The majority's finding a factual issue of accuracy on the basis of what some readers "could" infer overlooks that in substance the article is true. The persons who signed the appeal bonds might indeed be forced to pay them, and that the technical reason for their doing so was that Levine did not pay the judgment, instead of that he disappeared from the scene without paying it, does not on its face appear to be defamatory


These concepts are not original with the writer. For instance, in Keeton, Creative Continuity in the Law of Torts, 74 Harv.L.Rev. 463, 500-01 (1962), Professor Keeton observes:

A system of supervision of application of a relatively general doctrinal formulation to particular cases involves another kind of choice also--whether the function of making evaluative findings essential to the application of the doctrinal formulation is to be treated as a question for the factfinder, usually the jury, or instead as a question for judicial decision. It is plain that the evaluative finding that characterizes conduct as negligent or not is to be made by the factfinder, with certainly no more and perhaps somewhat less judicial supervision than that over findings of physical fact. In some other areas of tort law, however, it appears to be the settled law that the function of evaluative finding is entirely judicial. These are illustrations: (1) the characterization of conduct as ultrahazardous or as falling within the principle of Rylands v. Fletcher where that principle is recognized; (2) in the law of malicious prosecution the characterization of grounds for instigating criminal proceedings as amounting to probable cause or not. In other areas of tort law, responsibility for making evaluative findings is divided between judge and jury, or other factfinder, but on a different basis from that applying to the issue of negligence. These are examples: (1) The evaluative finding of unreasonable interference with use and enjoyment of land that constitutes nuisance is sometimes left to a jury, but in practice there has been considerably more judicial supervision in this area than in that of negligence. (2) The function of characterizing a communication as defamatory is divided between judge and jury, a common formulation being that the judge determines whether the communication is capable of a defamatory meaning and the jury determines whether a defamatory meaning was conveyed. (3) The function of making an evaluative finding that particular circumstances of publication give rise to a conditional privilege is assigned to the court, but the function of making an evaluative finding of abuse of the conditional privilege is assigned to the jury, with judicial supervision. In still other areas, the allocation of responsibility is yet quite nebulous. These are examples: (1) the finding that an interference with one's interests amounts to an actionable invasion of privacy; (2) the finding that conduct of the defendant inducing a third person to break a contract with plaintiff is tortious in quality.

(Emphasis added.)

The emphasized quotation refers to a traditional division of judge-jury responsibility in defamation cases, prior to the additional constitutional restrictions on liability for defamation of private persons imposed by Gertz v. Robert Welch, Inc., 418 U.S. 323, 94 S.Ct. 2997, 41 L.Ed.2d 789 (1974). See next succeeding paragraphs in text.

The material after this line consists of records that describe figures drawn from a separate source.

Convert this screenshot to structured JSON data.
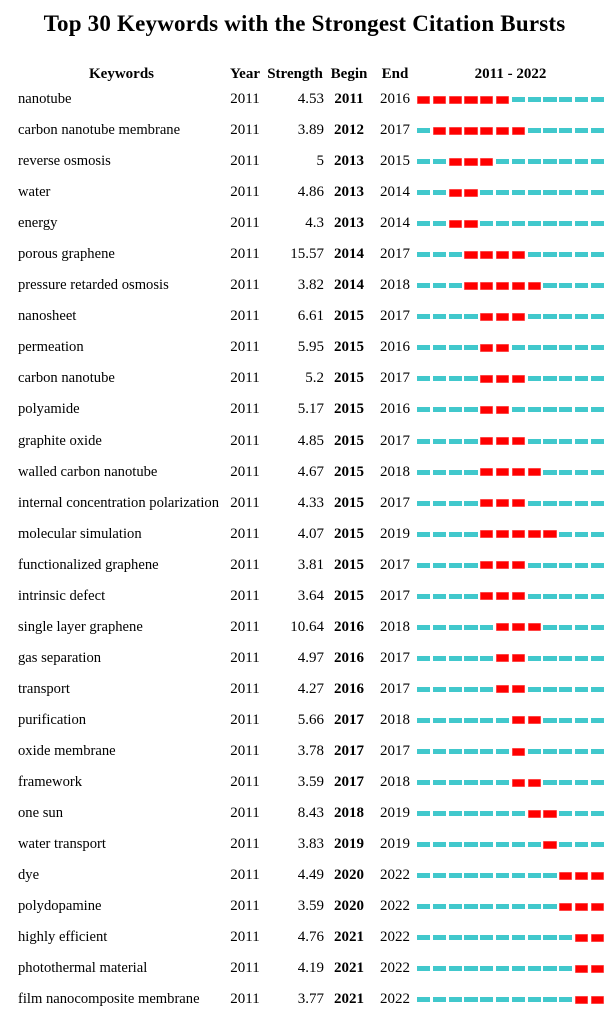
{
  "title": "Top 30 Keywords with the Strongest Citation Bursts",
  "header": {
    "keywords": "Keywords",
    "year": "Year",
    "strength": "Strength",
    "begin": "Begin",
    "end": "End",
    "range": "2011 - 2022"
  },
  "colors": {
    "burst": "#FF0000",
    "base": "#41C8CC"
  },
  "chart_data": {
    "type": "table",
    "title": "Top 30 Keywords with the Strongest Citation Bursts",
    "columns": [
      "Keywords",
      "Year",
      "Strength",
      "Begin",
      "End",
      "2011 - 2022"
    ],
    "timeline_range": [
      2011,
      2022
    ],
    "legend": {
      "burst_segment": "years within citation burst (begin–end), red",
      "base_segment": "years outside burst, teal"
    },
    "rows": [
      {
        "keyword": "nanotube",
        "year": 2011,
        "strength": "4.53",
        "begin": 2011,
        "end": 2016
      },
      {
        "keyword": "carbon nanotube membrane",
        "year": 2011,
        "strength": "3.89",
        "begin": 2012,
        "end": 2017
      },
      {
        "keyword": "reverse osmosis",
        "year": 2011,
        "strength": "5",
        "begin": 2013,
        "end": 2015
      },
      {
        "keyword": "water",
        "year": 2011,
        "strength": "4.86",
        "begin": 2013,
        "end": 2014
      },
      {
        "keyword": "energy",
        "year": 2011,
        "strength": "4.3",
        "begin": 2013,
        "end": 2014
      },
      {
        "keyword": "porous graphene",
        "year": 2011,
        "strength": "15.57",
        "begin": 2014,
        "end": 2017
      },
      {
        "keyword": "pressure retarded osmosis",
        "year": 2011,
        "strength": "3.82",
        "begin": 2014,
        "end": 2018
      },
      {
        "keyword": "nanosheet",
        "year": 2011,
        "strength": "6.61",
        "begin": 2015,
        "end": 2017
      },
      {
        "keyword": "permeation",
        "year": 2011,
        "strength": "5.95",
        "begin": 2015,
        "end": 2016
      },
      {
        "keyword": "carbon nanotube",
        "year": 2011,
        "strength": "5.2",
        "begin": 2015,
        "end": 2017
      },
      {
        "keyword": "polyamide",
        "year": 2011,
        "strength": "5.17",
        "begin": 2015,
        "end": 2016
      },
      {
        "keyword": "graphite oxide",
        "year": 2011,
        "strength": "4.85",
        "begin": 2015,
        "end": 2017
      },
      {
        "keyword": "walled carbon nanotube",
        "year": 2011,
        "strength": "4.67",
        "begin": 2015,
        "end": 2018
      },
      {
        "keyword": "internal concentration polarization",
        "year": 2011,
        "strength": "4.33",
        "begin": 2015,
        "end": 2017
      },
      {
        "keyword": "molecular simulation",
        "year": 2011,
        "strength": "4.07",
        "begin": 2015,
        "end": 2019
      },
      {
        "keyword": "functionalized graphene",
        "year": 2011,
        "strength": "3.81",
        "begin": 2015,
        "end": 2017
      },
      {
        "keyword": "intrinsic defect",
        "year": 2011,
        "strength": "3.64",
        "begin": 2015,
        "end": 2017
      },
      {
        "keyword": "single layer graphene",
        "year": 2011,
        "strength": "10.64",
        "begin": 2016,
        "end": 2018
      },
      {
        "keyword": "gas separation",
        "year": 2011,
        "strength": "4.97",
        "begin": 2016,
        "end": 2017
      },
      {
        "keyword": "transport",
        "year": 2011,
        "strength": "4.27",
        "begin": 2016,
        "end": 2017
      },
      {
        "keyword": "purification",
        "year": 2011,
        "strength": "5.66",
        "begin": 2017,
        "end": 2018
      },
      {
        "keyword": "oxide membrane",
        "year": 2011,
        "strength": "3.78",
        "begin": 2017,
        "end": 2017
      },
      {
        "keyword": "framework",
        "year": 2011,
        "strength": "3.59",
        "begin": 2017,
        "end": 2018
      },
      {
        "keyword": "one sun",
        "year": 2011,
        "strength": "8.43",
        "begin": 2018,
        "end": 2019
      },
      {
        "keyword": "water transport",
        "year": 2011,
        "strength": "3.83",
        "begin": 2019,
        "end": 2019
      },
      {
        "keyword": "dye",
        "year": 2011,
        "strength": "4.49",
        "begin": 2020,
        "end": 2022
      },
      {
        "keyword": "polydopamine",
        "year": 2011,
        "strength": "3.59",
        "begin": 2020,
        "end": 2022
      },
      {
        "keyword": "highly efficient",
        "year": 2011,
        "strength": "4.76",
        "begin": 2021,
        "end": 2022
      },
      {
        "keyword": "photothermal material",
        "year": 2011,
        "strength": "4.19",
        "begin": 2021,
        "end": 2022
      },
      {
        "keyword": "film nanocomposite membrane",
        "year": 2011,
        "strength": "3.77",
        "begin": 2021,
        "end": 2022
      }
    ]
  }
}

Restatement of Torts, Section 580B (1977) provides, in full:

Sec. 580B. Defamation of Private Person

One who publishes a false and defamatory communication concerning a private person, or concerning a public official or public figure in relation to a purely private matter not affecting his conduct, fitness or role in his public capacity, is subject to liability, if, but only if, he

(a) Knows that the statement is false and that it defames the other,

(b) acts in reckless disregard of these matters, or

(c) acts negligently in failing to ascertain them.